Some researchers tried "retrieval augmentation" before - prepending context from Wikipedia to give the LM knowledge. But this is slow and doesn't guarantee the output will actually use the facts correctly.
Researchers from UW and IBM take a clever and different approach. They train the LM to "reflect" on itself - critiquing when it needs more info and whether its output matches the evidence.
The model learns to generate special "retrieve" tokens to selectively get relevant facts from Wikipedia only when needed. It also generates "critique tokens" to check if its output is properly supported.
They tested this "SELF-RAG" framework on question answering, reasoning, and long-form generation tasks. It beat normal LLMs and retrieval-augmented ones.
The key findings:
- SELF-RAG models (7B and 13B parameters) won on 6 diverse tasks against strong baselines.
- It had 81% accuracy on a fact checking task, way better than 71% for another new technique.
- For biography generation, it scored 80% on factuality versus just 71% for ChatGPT.
- It achieved much higher citation accuracy - properly attributing claims to evidence sources.
This shows the benefits of having LLMs reflect on their own limitations and selectively get knowledge.
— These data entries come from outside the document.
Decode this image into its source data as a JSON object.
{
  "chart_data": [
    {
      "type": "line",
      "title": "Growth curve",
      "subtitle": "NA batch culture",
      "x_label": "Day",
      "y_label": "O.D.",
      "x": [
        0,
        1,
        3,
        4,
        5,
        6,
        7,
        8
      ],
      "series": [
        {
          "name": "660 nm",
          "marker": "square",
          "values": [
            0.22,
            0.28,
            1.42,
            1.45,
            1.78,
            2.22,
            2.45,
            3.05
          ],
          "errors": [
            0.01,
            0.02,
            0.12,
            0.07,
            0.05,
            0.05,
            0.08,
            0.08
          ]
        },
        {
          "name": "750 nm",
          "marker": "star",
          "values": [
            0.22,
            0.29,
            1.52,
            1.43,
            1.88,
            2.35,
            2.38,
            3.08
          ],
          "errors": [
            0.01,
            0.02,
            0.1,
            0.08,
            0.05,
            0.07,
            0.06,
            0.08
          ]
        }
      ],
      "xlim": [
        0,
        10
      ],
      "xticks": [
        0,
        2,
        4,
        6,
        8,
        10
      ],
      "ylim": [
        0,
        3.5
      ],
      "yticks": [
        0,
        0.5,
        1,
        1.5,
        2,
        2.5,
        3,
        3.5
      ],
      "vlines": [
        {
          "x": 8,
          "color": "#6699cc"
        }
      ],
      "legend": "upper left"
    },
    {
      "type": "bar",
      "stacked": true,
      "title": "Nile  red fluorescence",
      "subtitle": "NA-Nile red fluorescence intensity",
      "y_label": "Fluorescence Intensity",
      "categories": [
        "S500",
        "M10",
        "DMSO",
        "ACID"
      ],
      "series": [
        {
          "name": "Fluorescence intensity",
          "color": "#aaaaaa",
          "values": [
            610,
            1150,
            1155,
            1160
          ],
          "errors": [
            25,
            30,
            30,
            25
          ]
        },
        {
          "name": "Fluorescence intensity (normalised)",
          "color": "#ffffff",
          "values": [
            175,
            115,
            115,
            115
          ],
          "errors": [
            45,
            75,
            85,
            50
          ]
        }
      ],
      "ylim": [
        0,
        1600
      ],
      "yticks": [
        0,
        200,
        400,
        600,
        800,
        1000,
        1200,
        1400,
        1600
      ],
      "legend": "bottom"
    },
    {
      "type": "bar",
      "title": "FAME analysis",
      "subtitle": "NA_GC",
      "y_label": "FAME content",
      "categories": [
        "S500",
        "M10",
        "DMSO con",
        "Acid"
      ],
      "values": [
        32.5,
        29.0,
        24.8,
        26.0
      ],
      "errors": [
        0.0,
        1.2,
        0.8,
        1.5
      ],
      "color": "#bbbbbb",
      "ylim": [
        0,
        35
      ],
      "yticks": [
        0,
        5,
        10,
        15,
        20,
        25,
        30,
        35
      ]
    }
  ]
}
There are still issues though - SELF-RAG can still make unsupported claims sometimes. More work is needed on training, knowledge sources, and self-critique reliability.
But overall it's an elegant approach to improving factuality without sacrificing too much of the creative versatility of large models. Really keen to see how this research direction develops!
TLDR: Researchers made LMs learn to notice their own mistakes and retrieve knowledge to correct themselves. Early results show improvements in factual accuracy.